Vencedores e Perdedores - De um Jogo que não é Jogo
Esperei um pouco para produzir este texto. Passados os dias de "fervor
emocional das eleições", num ambiente de sobriedade e desapegos
ideológicos, faço aqui algumas reflexões sobre o país que nos tornamos e
o tipo de pessoas que evidenciamos ser.
Em primeiro lugar, o
comportamento das discussões no período eleitoral parece nos ter
remetido ao conceito de uma partida clássica de futebol, no caso, um
confronto entre dois times, o do PT contra o PSDB e diante de tal, duas
torcidas ferrenhas, cada uma desejando a derrota do seu adversário.
Muitos se esqueceram de que aquilo que estava em jogo não era o jogo,
era um país inteiro, juntamente com os seus próprios destinos
administrativos pessoais.
Definitivamente, negativamente marcante
as armas apresentadas pelos próprios times, na postura pré-eleitoral.
Por um lado ataques e evidentes demonstrações de desvios da gestão
pública, por outro uma impressionante ação de marketing de destruição de
reputações, inclusive com mentiras múltplas sobre pessoas e dados.
Idéias e propostas foram secundarizadas.
Tudo isto no período
eleitoral. Mas agora o que resta? Resta a verdade dos fatos que foram
negados, dados que foram alterados, intenções e ações que foram
atribuídas aos opositores, agora praticadas por quem disse que jamais
iria fazê-lo.

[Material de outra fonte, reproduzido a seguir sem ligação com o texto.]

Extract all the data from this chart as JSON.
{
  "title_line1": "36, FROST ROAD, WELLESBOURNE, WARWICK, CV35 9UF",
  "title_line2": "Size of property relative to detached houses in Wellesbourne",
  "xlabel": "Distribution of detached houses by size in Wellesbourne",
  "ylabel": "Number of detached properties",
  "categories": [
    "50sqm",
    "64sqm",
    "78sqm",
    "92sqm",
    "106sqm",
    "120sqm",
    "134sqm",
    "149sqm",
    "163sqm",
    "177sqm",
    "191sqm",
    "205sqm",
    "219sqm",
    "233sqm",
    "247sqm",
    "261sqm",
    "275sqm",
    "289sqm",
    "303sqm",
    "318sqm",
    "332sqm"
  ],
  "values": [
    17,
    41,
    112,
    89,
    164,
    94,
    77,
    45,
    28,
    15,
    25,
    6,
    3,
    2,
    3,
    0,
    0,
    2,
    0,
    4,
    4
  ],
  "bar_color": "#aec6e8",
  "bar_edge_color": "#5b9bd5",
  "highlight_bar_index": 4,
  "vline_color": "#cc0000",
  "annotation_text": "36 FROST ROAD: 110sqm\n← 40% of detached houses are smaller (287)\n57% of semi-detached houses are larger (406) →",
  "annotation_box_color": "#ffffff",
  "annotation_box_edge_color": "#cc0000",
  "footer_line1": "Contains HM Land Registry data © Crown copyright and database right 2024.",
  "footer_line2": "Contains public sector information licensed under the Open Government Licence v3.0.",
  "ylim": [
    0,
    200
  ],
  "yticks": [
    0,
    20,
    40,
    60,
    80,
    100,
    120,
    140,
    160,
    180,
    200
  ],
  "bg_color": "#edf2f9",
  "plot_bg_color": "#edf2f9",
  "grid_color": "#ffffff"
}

Somos então, em última análise, um país de idiotas que
decidiu acreditar e valorizar a mentira, e que agora diante dos fatos
claramente divulgados, dos números que se esconderam de maneira cínica
estampados em nossa cara, dos gráficos da economia jogados em nosso
rosto, ficamos sentados "assistindo o jogo" com a cara de quem diz:
"perdemos porque o juiz roubou".
Como eu disse , amigos, não é um
jogo no qual a perda fica dentro de campo. Neste jogo, não só as duas
torcidas partidárias perderam, perdemos todos nós, o país inteiro. O
ingresso deste jogo foi caríssimo e continuará sendo pago anos à fio,
não apenas os 4 anos que se pensa ter ainda que suportar este estado de
coisas. Se tudo que aconteceu até agora nestes 12 anos, levou-nos à
direção na qual estamos, aonde pensamos que os próximo 4 nos conduzirão?
Ao ler coisas como nosso alinhamento com ditadores, permissão de
venezuelanos para treinar o MST, silêncio da nossa diplomacia para com
os atos cometidos pelo Estado Islâmico, agendas previamente preparadas
para impor censura à mídia e regulação ideológica da internet, agendas
estas inseridas na agenda do Foro de São Paulo que pretende
"bolivarizar" a América Latina, diante de tudo isto, vejo que o Brasil
que hoje está no poder não trabalha pelo verdadeiro Brasil. Trabalha-se
hoje a desconstrução de uma nação democrática, estabelecendo a base
ideológica à todo custo...E que custo.
Este é um "jogo" no qual
aqueles que se dizem vencedores e até comemoram, recebem sobre si não
apenas os" louros da vitória", mas denunciam um caráter alinhado àqueles
que a produziram de forma questionável, e isto não se constitui em
bônus mas ônus, e ônus altíssimos cobrados a curto e longo prazo.
Perdemos todos, principalmente porque vimos que a mentira prevaleceu
sobre o bom senso. Mas ganhamos em tempo, porque mais uma vez vimos o
tempo trabalhar pela verdade, e se Deus quiser, a Nação que se deixou
embalar e dormir pelo torpor na mentira soletrada aos ouvidos, acordará
em tempo para reverter a sua derrota. Eu sou um destes tantos que lutará
incansavelmente para ver o Brasil como o conhecemos, restaurado e
transformado, pronto para demonstrar um caráter melhor ao mundo.